This article is from the Australian Property Journal archive
SWEEPING planning changes from the NSW government looking to boost supply in the face of a housing crisis has contributed to “confusion” in the state’s apartment market, and benefits of increased supply opportunities are unlikely to be realised until developer contributions are pulled back, according to Charter Keck Cramer.
Charter Keck Cramer’s latest State of the Market shows the Sydney apartment development market remained subdued throughout FY24, with only 7,800 completions, in keeping with FY23, while launches came in at just 4,800, down 37% year-on-year.
The slump comes as NSW embarks on a commitment to deliver 52,680 new dwellings per year until the end of FY29 as part of its obligation under the National Housing Accord. The state government has proposed that 82% of this new metropolitan supply be provided as infill housing, translating to an estimated 35,000 new apartments each year.
“We’re not on track to go anywhere close to meeting that over the next five years,” report author and Charter Keck Cramer director – research Brendan Woolley told Australian Property Journal.
“The response from the NSW government has been quite significant. But I think they have created a fair bit of confusion in the market and it’s also created probably friction with a lot of local councils because there have been feedback that there probably hasn’t been maybe as much consultation as they would have liked.”
PropTrack data has residential vacancies in Sydney sitting at just 1.68%.
Three key state planning policy initiatives are all being introduced as amendments to the State Environmental Planning Policy (Housing) 2021 and include the Infill Affordable Housing amendment, the Transport Oriented Development (TOD) amendment, and the Low to Mid-Rise Housing amendment. Each looks to unlock higher-density housing.
However, new contributions are holding back developers from taking up the opportunities for new supply.

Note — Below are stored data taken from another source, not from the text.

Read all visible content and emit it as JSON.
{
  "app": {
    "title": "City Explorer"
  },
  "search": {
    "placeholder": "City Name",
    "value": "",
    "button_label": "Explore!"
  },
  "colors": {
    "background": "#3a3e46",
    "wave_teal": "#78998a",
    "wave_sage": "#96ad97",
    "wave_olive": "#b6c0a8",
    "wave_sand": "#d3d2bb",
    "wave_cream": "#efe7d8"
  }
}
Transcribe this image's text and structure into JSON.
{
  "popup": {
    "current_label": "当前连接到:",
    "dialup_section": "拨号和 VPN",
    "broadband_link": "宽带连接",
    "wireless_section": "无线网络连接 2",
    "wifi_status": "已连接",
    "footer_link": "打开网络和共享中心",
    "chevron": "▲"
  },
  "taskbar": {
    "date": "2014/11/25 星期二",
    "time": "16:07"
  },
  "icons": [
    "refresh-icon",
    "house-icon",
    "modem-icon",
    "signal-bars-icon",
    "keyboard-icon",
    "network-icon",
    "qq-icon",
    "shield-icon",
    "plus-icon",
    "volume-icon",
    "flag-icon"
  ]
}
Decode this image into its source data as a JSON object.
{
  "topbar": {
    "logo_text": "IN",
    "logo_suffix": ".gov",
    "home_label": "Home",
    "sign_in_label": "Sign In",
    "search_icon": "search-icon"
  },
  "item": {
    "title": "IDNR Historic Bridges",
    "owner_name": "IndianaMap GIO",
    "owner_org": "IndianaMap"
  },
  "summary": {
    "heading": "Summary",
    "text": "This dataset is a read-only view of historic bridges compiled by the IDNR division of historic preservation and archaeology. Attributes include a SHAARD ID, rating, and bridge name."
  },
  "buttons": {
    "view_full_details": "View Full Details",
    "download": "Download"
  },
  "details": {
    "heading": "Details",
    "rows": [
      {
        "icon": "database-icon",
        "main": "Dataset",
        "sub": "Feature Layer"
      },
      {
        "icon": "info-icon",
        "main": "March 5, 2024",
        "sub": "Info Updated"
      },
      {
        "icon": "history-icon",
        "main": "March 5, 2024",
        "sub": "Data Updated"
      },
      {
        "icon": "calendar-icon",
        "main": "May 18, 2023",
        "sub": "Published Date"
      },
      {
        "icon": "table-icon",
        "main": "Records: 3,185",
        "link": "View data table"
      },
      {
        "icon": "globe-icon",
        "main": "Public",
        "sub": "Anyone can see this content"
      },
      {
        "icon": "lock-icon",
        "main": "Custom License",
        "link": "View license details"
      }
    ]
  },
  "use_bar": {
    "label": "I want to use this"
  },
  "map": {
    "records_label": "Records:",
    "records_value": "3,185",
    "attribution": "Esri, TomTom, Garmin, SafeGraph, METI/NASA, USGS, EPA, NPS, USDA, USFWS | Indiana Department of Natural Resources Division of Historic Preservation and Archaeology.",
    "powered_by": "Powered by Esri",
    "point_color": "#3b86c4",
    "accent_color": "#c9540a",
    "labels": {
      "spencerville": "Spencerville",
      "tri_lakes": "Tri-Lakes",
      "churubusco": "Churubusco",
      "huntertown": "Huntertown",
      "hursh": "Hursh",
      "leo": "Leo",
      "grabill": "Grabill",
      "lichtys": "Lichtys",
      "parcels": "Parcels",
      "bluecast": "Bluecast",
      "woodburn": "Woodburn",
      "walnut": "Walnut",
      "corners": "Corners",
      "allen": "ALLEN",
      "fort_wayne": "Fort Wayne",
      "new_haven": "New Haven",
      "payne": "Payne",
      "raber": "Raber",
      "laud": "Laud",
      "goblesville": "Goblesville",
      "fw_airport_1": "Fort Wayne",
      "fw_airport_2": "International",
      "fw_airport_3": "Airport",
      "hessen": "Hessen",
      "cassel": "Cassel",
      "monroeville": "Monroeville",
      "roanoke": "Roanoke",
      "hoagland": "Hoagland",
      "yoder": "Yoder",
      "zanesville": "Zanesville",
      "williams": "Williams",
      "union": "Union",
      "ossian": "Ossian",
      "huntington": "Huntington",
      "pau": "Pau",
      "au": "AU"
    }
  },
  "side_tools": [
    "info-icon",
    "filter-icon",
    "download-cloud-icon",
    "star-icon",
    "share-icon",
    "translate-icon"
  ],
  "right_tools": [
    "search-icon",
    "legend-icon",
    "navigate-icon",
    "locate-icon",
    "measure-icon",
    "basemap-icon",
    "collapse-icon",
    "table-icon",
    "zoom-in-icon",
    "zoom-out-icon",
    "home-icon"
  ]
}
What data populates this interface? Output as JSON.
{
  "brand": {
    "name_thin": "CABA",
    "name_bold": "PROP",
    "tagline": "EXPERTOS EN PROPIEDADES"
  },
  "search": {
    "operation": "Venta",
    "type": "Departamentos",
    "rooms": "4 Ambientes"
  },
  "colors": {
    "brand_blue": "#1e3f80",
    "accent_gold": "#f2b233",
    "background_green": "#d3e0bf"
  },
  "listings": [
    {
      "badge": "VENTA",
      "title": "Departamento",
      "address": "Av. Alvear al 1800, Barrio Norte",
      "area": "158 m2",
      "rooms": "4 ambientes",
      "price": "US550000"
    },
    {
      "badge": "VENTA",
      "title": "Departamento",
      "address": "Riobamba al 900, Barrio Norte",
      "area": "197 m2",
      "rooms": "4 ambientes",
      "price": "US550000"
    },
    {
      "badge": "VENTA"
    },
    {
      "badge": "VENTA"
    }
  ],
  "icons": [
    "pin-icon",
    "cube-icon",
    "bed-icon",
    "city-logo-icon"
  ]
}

“There’s probably a lack of cohesion between the different levels of government. The state government is bringing in substantial new planning changes, but there’s a lot of contributions that have been brought in at local, state and even federal level. So developer contributions aren’t really lining up with a lot of these changes.
“It’s almost a bit counterintuitive. As a result of many of these new contributions, it just means that a lot of projects aren’t stacking up.
“That’s part of the equation – not the full equation – but it’s definitely an increasing part of the equation as.
“On top of that, you have utilities per dwelling cost. You have additional state levies that keep being added. So, before you know it, you’ve got a really significant amount of contributions that the market is just not able to absorb.
“It’s the feasibilities. The supply of materials has gone up 30% to 50% in the last three to four years. It’s the impost of the contributions. It’s all of these other factors. So, we’re still seeing rental growth. We’re still seeing capital growth.”
The TOD was unveiled by the NSW government last year and would see zoning changes around 39 train stations to allow for more residential flat buildings of three to six storeys, terraces, townhouses, duplexes and smaller one-storey to two-storey apartment blocks to be built. Planning changes to a number of the subject precincts have gone to exhibition.
Woolley said the announcement had mean “a lot of developers are going back to the drawing board”, accounting for a the weak launch and completion forecast figures.
“They’re seeing what these planning changes mean for their sites and then they’re re-evaluating all of that with a lot of changes and confusion and uncertainty in contributions,” he said.
“A number of developers are scratching their heads at the moment.”
He said “somehow, governments are going to need to work together”.
“Some of the feedback that I’ve had from developers in terms of affordable housing, for example, is that they’re being charged levies for affordable housing at all three levels of government. So, federal, state and local all have contributions for affordable housing. So, there probably needs to be a greater clarity and alignment of the way that these contributions are levied.”
Including build-to-rent apartments, FY24 produced only 8,400 apartments in Sydney, less than a quarter of the new annual supply target. Forecast completions over the next three years at 10,350 build-to-sell and build-to-rent apartments per annum on average reflect only 30% of the annual targets – and this also assumes that enough greenfield and medium density stock will be provided to satisfy the additional circa 17,500 new dwellings required to meet the annual target.
However, Charter Keck Cramer expects the content of medium-density stock to “notably” increase now that stage one of the Low to Mid- Rise Housing amendment has come into effect. It permits dual occupancies and semi-detached dwellings to be constructed in all R2 low-density residential zones across NSW.